Looking for a true bird’s-eye view of some of this country’s greatest landscapes? If so, you might want to consider living in a treehouse. But the treehouses that are sweeping the design and architectural community today are a far cry from the ramshackle structures of our childhoods. Some of the nation’s top builders are creating wondrous edifices of design that not only incorporate innovations in building and construction, they manage to intersect modern art and architecture with the allure of tiny living.
In her new book, The Anatomy of Treehouses: Stylish Hideaways and Retreats, author Jane Field-Lewis takes you on a tour of amazing treehouses with a peek inside these curious structures and how one lives in them.
“Treehouses give us the luxury of our own unique vantage point but safely cocoon us, too,” she writes. “High up in our treehouse world, we can experience the feeling that we are not always earthbound. The inference is that the connection is fragile and we can pull up the ladder any time we so desire—and chameleon like, camouflage or, indeed, physically isolate ourselves from a chaotic world below.” Curious? We were too. So what’s it like to live in a treehouse—or admittedly for most of these—escape to them periodically on vacation when it’s time to get away from the world? Here are the most surprising things we learned:
Treehouses Are Not Always in Trees
There are lots of things that to Field-Lewis qualify a structure as a treehouse—not least of which is that it doesn’t necessarily need to be perched up in a tree. And those environmentally conscious among us may not even want it to. “The possession of an actual tree and leafy canopy is not a prerequisite for a treehouse—free-standing structures on stilts can also perfectly assimilate its qualities,” Field-Lewis says.
This means that even in the most urban of areas, a small unique dwelling designed to be a respite from the surrounding environment, some that are designed to disappear into the plot of land it’s carved out for itself, can be considered a tree house. Especially if it’s drawn inspiration from the concept of traditional treehouses of our youth—meant to inspire a sense of cozy secrecy and creative inhabitation.
They Push the Boundaries of Engineering
As structures go, many of the treehouses Field-Lewis profiles are quite striking and anything but camouflaged in their settings.
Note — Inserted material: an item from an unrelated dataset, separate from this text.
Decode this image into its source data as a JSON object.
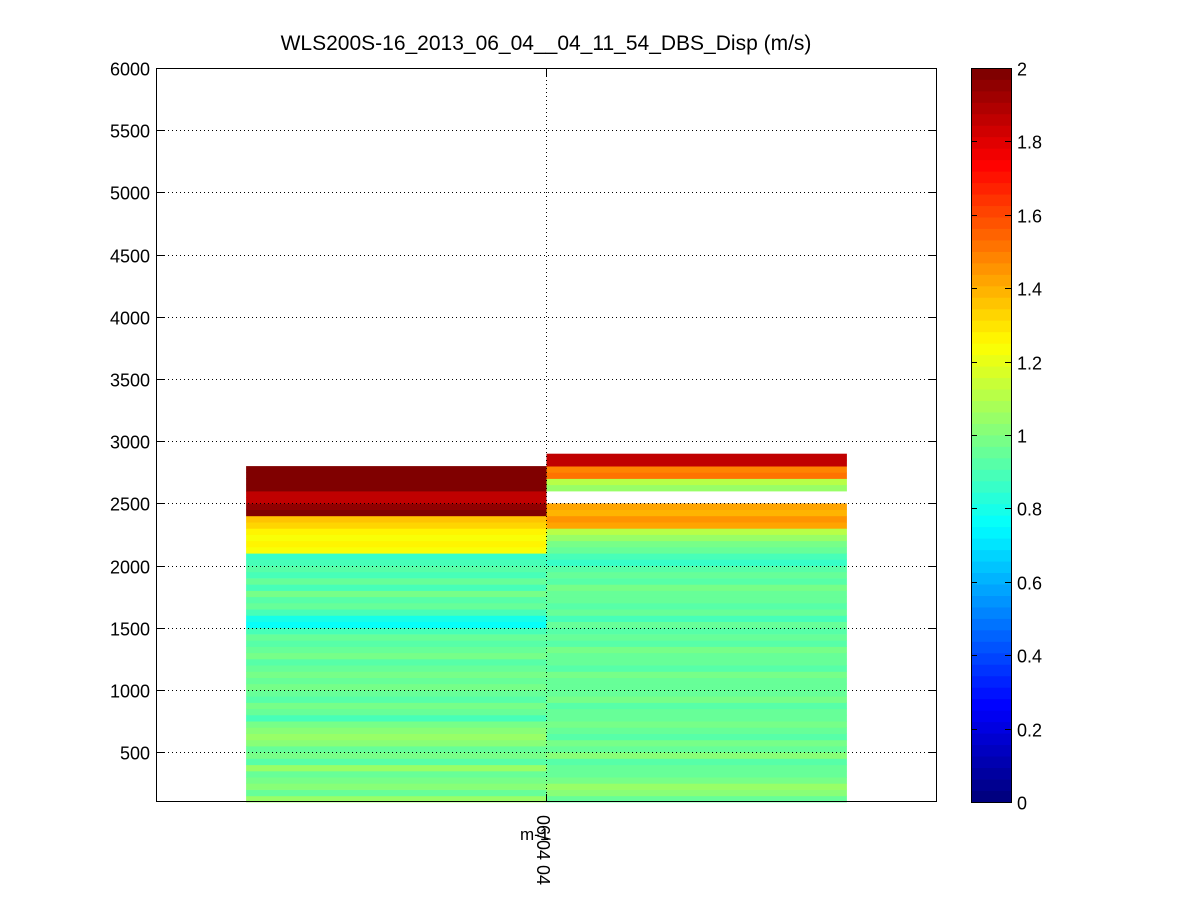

Lots of these innovations are born out of specifically not wanting to harm trees in their making. “In many ways, structural engineering solutions have provided satisfying environmental answers that respect the tree without necessarily welding ourselves to it and expecting it to take the strain.
You Can Fit a Surprising Amount of Amenities in a Treehouse
There are tree houses with wood-burning stoves, some with four-poster beds, some with elevated walkways obscured by the canopy of trees above. In one particularly modernist example in upstate New York, architect Anthony Gibbon has managed to include a full kitchen with concrete countertops and stairs leading to a second-story loft bedroom.
The book is a trove of imaginative and insightful dwellings, many of which you just have to see to believe. And if the idea of crafting a wildly creative and pioneering piece of design in a tiny corner of the woods ignites your imagination—you might just be compelled to join the movement.